Official name: National Defense Authorization Act for Fiscal Year 2026, Section 345 ("Technology enhancement for surface ship maintenance")
Requires the Secretary of the Navy to investigate and adopt advanced technologies, including AI-driven predictive maintenance, for surface ship maintenance; establishes a proposal and review process for such technologies; mandates third-party review of certain decisions; requires updates to policies and contracts upon adoption; and directs reporting to Congress on implementation timelines and justifications.
Analysis summaries, actor details, and coverage mappings were LLM-classified and may contain errors.
This is a binding legislative act from the United States Congress with mandatory obligations on the Secretary of the Navy, including investigation requirements, qualification processes, third-party review mechanisms, and Congressional reporting requirements with specific timelines.
The document has minimal coverage of AI risk domains, with limited focus on AI system safety and reliability (7.3) through predictive maintenance requirements. The document primarily addresses naval ship maintenance technology adoption processes rather than comprehensive AI risk management. Coverage is concentrated in system robustness and operational reliability concerns.
This document primarily governs the National Security sector, specifically addressing the U.S. Navy's adoption of advanced technologies including AI-driven systems for surface ship maintenance. It establishes mandatory processes for technology qualification, approval, and integration within military operations.
The document primarily covers the Deploy and Operate and Monitor stages of the AI lifecycle, focusing on the integration and adoption of AI-driven predictive maintenance technologies into Navy surface ship maintenance operations. There is minimal coverage of earlier stages like planning, data collection, or model building.
The document explicitly mentions AI in the context of predictive maintenance algorithms for failure prediction. It does not define AI models or systems formally, nor does it reference frontier AI, general purpose AI, foundation models, or compute thresholds. The focus is on task-specific AI applications for naval maintenance operations.
United States Congress
The document is a section of the National Defense Authorization Act for Fiscal Year 2026, which is proposed and enacted by the United States Congress as indicated by the authority field.

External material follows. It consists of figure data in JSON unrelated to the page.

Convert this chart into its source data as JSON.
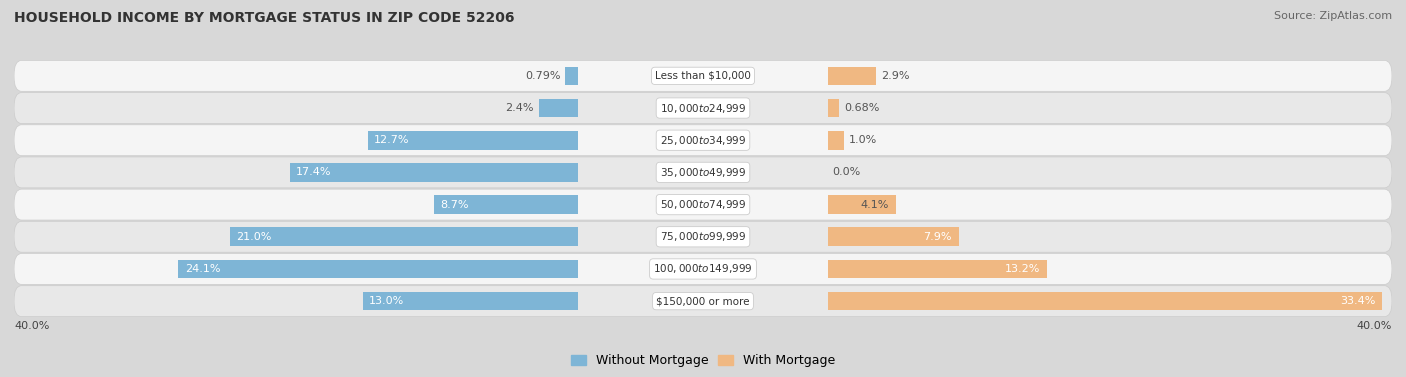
{
  "title": "HOUSEHOLD INCOME BY MORTGAGE STATUS IN ZIP CODE 52206",
  "source": "Source: ZipAtlas.com",
  "categories": [
    "Less than $10,000",
    "$10,000 to $24,999",
    "$25,000 to $34,999",
    "$35,000 to $49,999",
    "$50,000 to $74,999",
    "$75,000 to $99,999",
    "$100,000 to $149,999",
    "$150,000 or more"
  ],
  "without_mortgage": [
    0.79,
    2.4,
    12.7,
    17.4,
    8.7,
    21.0,
    24.1,
    13.0
  ],
  "with_mortgage": [
    2.9,
    0.68,
    1.0,
    0.0,
    4.1,
    7.9,
    13.2,
    33.4
  ],
  "without_mortgage_labels": [
    "0.79%",
    "2.4%",
    "12.7%",
    "17.4%",
    "8.7%",
    "21.0%",
    "24.1%",
    "13.0%"
  ],
  "with_mortgage_labels": [
    "2.9%",
    "0.68%",
    "1.0%",
    "0.0%",
    "4.1%",
    "7.9%",
    "13.2%",
    "33.4%"
  ],
  "color_without": "#7EB5D6",
  "color_with": "#F0B882",
  "xlim": 40.0,
  "axis_label_left": "40.0%",
  "axis_label_right": "40.0%",
  "legend_without": "Without Mortgage",
  "legend_with": "With Mortgage",
  "title_fontsize": 10,
  "source_fontsize": 8,
  "label_fontsize": 8,
  "cat_fontsize": 7.5,
  "legend_fontsize": 9,
  "bar_height": 0.58,
  "row_colors": [
    "#f5f5f5",
    "#e8e8e8"
  ],
  "bg_color": "#d8d8d8",
  "label_color_inside": "#ffffff",
  "label_color_outside": "#555555"
}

United States Congress; Committees on Armed Services of the Senate and House of Representatives; Under Secretary of Defense for Acquisition and Sustainment
Congress enforces through oversight via the Committees on Armed Services, which receive mandatory reports. The Under Secretary of Defense for Acquisition and Sustainment enforces through third-party review mechanisms.
Committees on Armed Services of the Senate and House of Representatives; independent third-party reviewer
The Committees on Armed Services monitor implementation through required reports. An independent third-party reviewer is contracted to assess decisions and provide evaluation reports to Congress.
Secretary of the Navy; Under Secretary of Defense for Acquisition and Sustainment; non-government entities
The primary target is the Secretary of the Navy who must investigate and adopt technologies. Non-government entities are also targets as they can submit proposals for advanced technologies. The Navy acts as both a governance actor (government entity) and deployer (implementing AI-driven predictive maintenance systems).